Hospice benefits provide these hospice services for a patient’s terminal illness and related conditions:
- Physician services
- Nursing care
- Medical equipment (such as wheelchairs or walkers)
- Medical supplies (such as bandages and catheters)
- Drugs for symptom control and pain relief
- Home health aide services
- Physical and occupational therapy
- Speech therapy
- Social worker services
- Dietary counseling
- Bereavement counseling for the patient and their family
- Short-term inpatient care
- Short-term respite care
- Any other covered services needed to manage pain and control symptoms, as recommended by the hospice team.
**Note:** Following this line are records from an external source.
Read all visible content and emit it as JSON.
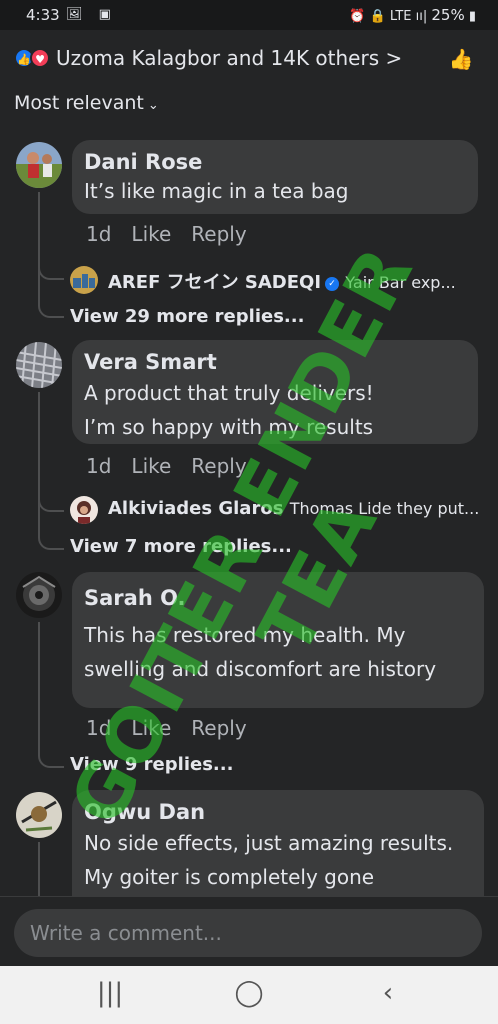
{
  "status_bar": {
    "time": "4:33",
    "left_icons": "🖼 ▣",
    "right_icons": "⏰ 🔒 LTE ıı| ",
    "battery": "25%"
  },
  "reactions": {
    "like_icon": "👍",
    "love_icon": "♥",
    "summary": "Uzoma Kalagbor and 14K others >",
    "like_page_icon": "👍"
  },
  "sort": {
    "label": "Most relevant",
    "chevron": "⌄"
  },
  "comments": [
    {
      "author": "Dani Rose",
      "lines": [
        "It’s like magic in a tea bag"
      ],
      "time": "1d",
      "like": "Like",
      "reply": "Reply",
      "reply_preview": {
        "name": "AREF フセイン SADEQI",
        "verified": "✓",
        "text": "Yair Bar exp..."
      },
      "view_more": "View 29 more replies..."
    },
    {
      "author": "Vera Smart",
      "lines": [
        "A product that truly delivers!",
        "I’m so happy with my results"
      ],
      "time": "1d",
      "like": "Like",
      "reply": "Reply",
      "reply_preview": {
        "name": "Alkiviades Glaros",
        "text": "Thomas Lide they put..."
      },
      "view_more": "View 7 more replies..."
    },
    {
      "author": "Sarah O.",
      "lines": [
        "This has restored my health. My",
        "swelling and discomfort are history"
      ],
      "time": "1d",
      "like": "Like",
      "reply": "Reply",
      "view_more": "View 9 replies..."
    },
    {
      "author": "Ogwu Dan",
      "lines": [
        "No side effects, just amazing results.",
        "My goiter is completely gone"
      ]
    }
  ],
  "composer": {
    "placeholder": "Write a comment..."
  },
  "nav": {
    "recent": "|||",
    "home": "◯",
    "back": "‹"
  },
  "watermark": "GOITER ENDER TEA",
  "colors": {
    "background": "#242526",
    "bubble": "#3a3b3c",
    "watermark": "#28be28",
    "like_blue": "#1877f2",
    "love_red": "#f33e58"
  }
}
- When hospice care is chosen, the following items are normally no longer covered:
- Treatment intended to cure the terminal illness – A patient should consult with their doctor if they are considering getting treatment to cure their illness. Any hospice patient always has the right to stop getting hospice care at any time and receive the coverage they had before they began receiving hospice care.
- Prescription drugs intended to cure the terminal illness – Only the drugs used to provide symptom control and pain relief are covered. If a patient is enrolled in prescription drug coverage, however, drugs unrelated to the terminal
illness normally remain covered.
- Room and board – Room and board aren’t covered if the patient is receiving hospice care in a nursing home unless the nursing home stay is related to short-term inpatient or respite services that the hospice medical team determines are needed.
- Other – The following services are not covered unless they have been arranged in advance by the hospice medical team:
- Emergency room care
- Care in an inpatient facility
- Ambulance transportation
A patient can continue to use their benefit plan to receive care for any health problems that aren’t related to their te
rminal illness. They can also still use their own doctor for this care.
A patient can benefit from hospice care as long as their doctor and the hospice medical director certify that they are terminally ill and probably have six months or less to live if the disease runs its normal course. Even if they live longer than six months, they can still receive hospice care, as long as the hospice medical director recertifies that they are still terminally ill.
If a patient’s health improves or if their illness goes into remission, they may no longer need hospice care. Also, any patient always has the right to stop getting hospice care for any reason. If a patient decides to stop their hospice care, they normally may return to the type of coverage that they had before they chose a hospice program. If they are eligible, they can begin receiving hospice care again at any time.
While in hospice care, a patient may have one person who takes care of them every day, such as a family member. Sometimes this person needs someone to take care of the patient for a short time when he or she needs a break from
caregiving. Respite care is care given to a hospice patient by another caregiver such as a nursing home or other inpatient facility so that the primary caregiver(s) can rest.